テーブル脚の修理はDIYで足りる?の判断の考え方が椅子にも応用できます。
よくある質問
100均のフェルトで足りますか
持ち上げて動かす椅子や、使用頻度の低い椅子なら選択肢になります。
粘着の強さや毛の密度は商品ごとに差があるため、剥がれたら貼り替える消耗品として考えるのが現実的です。

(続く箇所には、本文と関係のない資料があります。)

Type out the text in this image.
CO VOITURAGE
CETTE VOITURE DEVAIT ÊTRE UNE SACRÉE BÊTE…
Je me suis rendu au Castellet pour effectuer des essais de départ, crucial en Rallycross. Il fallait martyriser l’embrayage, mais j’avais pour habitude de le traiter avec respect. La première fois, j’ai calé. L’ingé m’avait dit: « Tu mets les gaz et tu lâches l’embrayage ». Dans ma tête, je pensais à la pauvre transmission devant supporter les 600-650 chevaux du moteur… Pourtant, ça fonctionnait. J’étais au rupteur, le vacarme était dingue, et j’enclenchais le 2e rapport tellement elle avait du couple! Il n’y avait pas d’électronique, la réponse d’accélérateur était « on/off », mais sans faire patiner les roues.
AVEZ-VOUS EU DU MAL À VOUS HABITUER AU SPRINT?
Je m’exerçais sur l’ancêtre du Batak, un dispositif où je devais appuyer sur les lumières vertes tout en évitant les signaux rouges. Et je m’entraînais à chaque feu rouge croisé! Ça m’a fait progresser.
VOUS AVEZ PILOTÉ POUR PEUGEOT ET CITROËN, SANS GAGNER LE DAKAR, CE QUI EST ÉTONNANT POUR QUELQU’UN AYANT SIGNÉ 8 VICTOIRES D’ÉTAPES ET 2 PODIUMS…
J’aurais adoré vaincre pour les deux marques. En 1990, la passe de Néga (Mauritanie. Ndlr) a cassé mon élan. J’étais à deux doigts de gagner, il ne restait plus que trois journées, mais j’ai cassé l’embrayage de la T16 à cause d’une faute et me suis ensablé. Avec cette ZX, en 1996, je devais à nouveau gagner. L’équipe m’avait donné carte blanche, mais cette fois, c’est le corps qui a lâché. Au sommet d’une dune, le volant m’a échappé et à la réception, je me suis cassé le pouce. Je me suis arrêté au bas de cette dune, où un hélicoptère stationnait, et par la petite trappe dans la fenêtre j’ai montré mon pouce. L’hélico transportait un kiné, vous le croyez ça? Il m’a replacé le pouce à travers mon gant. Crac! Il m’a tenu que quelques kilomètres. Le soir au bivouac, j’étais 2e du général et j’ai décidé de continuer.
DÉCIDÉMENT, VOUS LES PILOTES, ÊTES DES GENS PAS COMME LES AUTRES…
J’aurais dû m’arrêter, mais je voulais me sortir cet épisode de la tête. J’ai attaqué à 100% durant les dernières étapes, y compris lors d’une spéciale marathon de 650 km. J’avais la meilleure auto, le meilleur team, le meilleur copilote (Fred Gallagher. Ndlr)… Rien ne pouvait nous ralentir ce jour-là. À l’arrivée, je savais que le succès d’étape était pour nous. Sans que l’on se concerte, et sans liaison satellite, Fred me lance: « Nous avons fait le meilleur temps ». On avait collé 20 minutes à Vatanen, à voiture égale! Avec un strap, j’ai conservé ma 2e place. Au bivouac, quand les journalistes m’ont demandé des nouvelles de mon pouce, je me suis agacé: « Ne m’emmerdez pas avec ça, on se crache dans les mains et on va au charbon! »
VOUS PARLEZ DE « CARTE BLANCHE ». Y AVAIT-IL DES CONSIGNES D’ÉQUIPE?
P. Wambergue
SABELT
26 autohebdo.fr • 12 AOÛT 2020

毎日引きずる椅子は、粘着に頼らないタイプのほうが手間が減ります。
フェルトがすぐ剥がれます
原因は貼る面の汚れ、サイズオーバー、横方向の力の3つに絞れます。
脚をふいて乾かす、脚より小さい径にする、それでも外れるならかぶせるタイプへ切り替える。
この順で試してください。
賃貸でも問題なく使えますか
粘着するのは椅子の脚であって床ではないので、床への貼り付けは発生しません。
ただし床材によっては、部材が触れ続けることで跡や変色が生じることがあります。
原状回復できるかは床の仕上げと期間しだいなので、目立たない場所で試すことをおすすめします。
音だけを静かにしたい場合は
こすれ音には接地部を柔らかくする方向、引きずり音には滑りをよくする方向が効きます。両立させたいなら、フェルト面のあるカバー型のように、外れにくさと滑りを兼ねる構造を探すことになります。
脚4本のうち1本だけ替えてもいいですか
おすすめしません。厚みが違うと接地が偏り、ガタつきや床への集中荷重につながります。4本同じ仕様で交換してください。
まとめ
選ぶ順番は、椅子の動かし方を確認し、接地部の外寸を測り、滑らせたいのか止めたいのかを決める。この3つが決まれば、残るのは素材と見た目の好みだけです。
迷ったときは、引いて使う椅子はかぶせるタイプ、持ち上げて動かす椅子は貼るタイプ、脚の形が合わなければ床側で受ける。どのタイプも消耗品なので、半年に一度は脚の裏を見る習慣をつけておくと、床の状態を保ちやすくなります。